For analyses that combine nominal scans, permutations, and independent signal
calling, the `CisMapper` class offers a thin object-oriented façade:

```python
from localqtl.cis import CisMapper

mapper = CisMapper(
    genotype_df=genotype_df,
    variant_df=variant_df,
    phenotype_df=phenotype_df,
    phenotype_pos_df=phenotype_pos_df,
    covariates_df=covariates_df,
    window=500_000,
    maf_threshold=0.01,
    out_dir="./",
    out_prefix="cis_nominal",
)

mapper.map_nominal(nperm=0)
perm_df = mapper.map_permutations(nperm=1_000, beta_approx=True)
perm_df = mapper.calculate_qvalues(perm_df, fdr=0.05)
lead_df = mapper.map_independent(cis_df=perm_df, fdr=0.05)
```

### Local ancestry-aware mapping

localQTL can incorporate local ancestry (e.g., from RFMix) so that cis-xQTL tests are performed with ancestry-aware genotype inputs.
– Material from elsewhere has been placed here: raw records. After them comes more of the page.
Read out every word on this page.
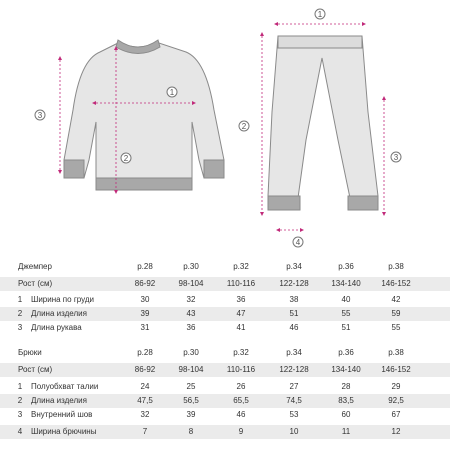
1
2
3
1
2
3
4
Джемпер	р.28	р.30	р.32	р.34	р.36	р.38
Рост (см)	86-92	98-104	110-116	122-128	134-140	146-152
1	Ширина по груди	30	32	36	38	40	42
2	Длина изделия	39	43	47	51	55	59
3	Длина рукава	31	36	41	46	51	55
Брюки	р.28	р.30	р.32	р.34	р.36	р.38
Рост (см)	86-92	98-104	110-116	122-128	134-140	146-152
1	Полуобхват талии	24	25	26	27	28	29
2	Длина изделия	47,5	56,5	65,5	74,5	83,5	92,5
3	Внутренний шов	32	39	46	53	60	67
4	Ширина брючины	7	8	9	10	11	12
To enable this, pass **`haplotypes`** (per-variant × per-sample × per-ancestry dosages) and **`loci_df`** (variant positions corresponding to the haplotype tensor) to `CisMapper`. When these are provided, `CisMapper` switches to the ancestry-aware input generator under the hood.

```python
from localqtl import PlinkReader, read_phenotype_bed
from localqtl.haplotypeio import RFMixReader
from localqtl.cis import CisMapper

plink = PlinkReader("data/genotypes")
genotype_df = plink.load_genotypes()  # samples as columns, variants as rows
variant_df = plink.bim.set_index("snp")[["chrom", "pos"]]

phenotype_df, phenotype_pos_df = read_phenotype_bed("data/phenotypes.bed")
covariates_df = None  # optional

# Local ancestry from RFMix (and align to genotype samples)
select_samples = genotype_df.columns.values
rfmix = RFMixReader(
    prefix_path="data/rfmix/prefix",   # directory with per-chrom outputs + fb.tsv
    binary_path="data/rfmix",          # where prebuilt binaries live (if used)
    select_samples=select_samples,     # optional for automatic sample alignment (recommended)
    verbose=True
)

# Materialize ancestry haplotypes into memory (NumPy array)
# Shape: (variants, samples, ancestries) for >2 ancestries.
# For 2 ancestries, the reader exposes the ancestry channel selected internally.
H = rfmix.load_haplotypes()
loci_df = rfmix.loci_df  # DataFrame with ['chrom','pos', 'ancestry', 'hap', 'index'] (indexed by 'hap')

# (Optional) Ensure chromosome dtype matches between variant_df and loci_df
variant_df["chrom"] = variant_df["chrom"].astype(str)
loci_df = loci_df.copy()
loci_df["chrom"] = loci_df["chrom"].astype(str)

# Ancestry-aware mapping
mapper = CisMapper(
    genotype_df=genotype_df,
    variant_df=variant_df,
    phenotype_df=phenotype_df,
    phenotype_pos_df=phenotype_pos_df,
    covariates_df=covariates_df,
    haplotypes=H,          # <-- enable local ancestry-aware mode
    loci_df=loci_df,       # <-- positions that align to H
    window=1_000_000,
    maf_threshold=0.01,
    device="auto",
    out_dir="./",
    out_prefix="cis_nominal",
)

# Run nominal scans and permutations as usual; ancestry-awareness is automatic
mapper.map_nominal(nperm=0)
perm_df = mapper.map_permutations(nperm=1_000, beta_approx=True)

# FDR using the pure-Python q-value port (no R/rpy2 needed)
perm_df = mapper.calculate_qvalues(perm_df, fdr=0.05)

# Identify conditionally independent signals
lead_df = mapper.map_independent(cis_df=perm_df, fdr=0.05)

print(lead_df.head())
```

**Input expectations**

* `H` (from `RFMixReader.load_haplotypes()`) is ancestry dosages with shape `(variants, samples, ancestries)` for ≥3 ancestries; for 2 ancestries the reader exposes the configured channel.
* `loci_df` rows correspond 1:1 to `H`'s and be joinable (by `chrom`/`pos`) to `variant_df` used for genotypes.
* Sample order in `genotype_df`, `phenotype_df`, and `covariates_df` should match `H` (reindex as shown).
* The cis-mapping helpers default to ``preload_haplotypes=True`` so ancestry blocks are staged as contiguous tensors on the requested device (GPU or CPU). Override this flag when working under strict memory constraints.

## Testing

Run the test suite with:

```bash
poetry run pytest
```

This exercises the core cis-QTL mapping routines using small synthetic datasets.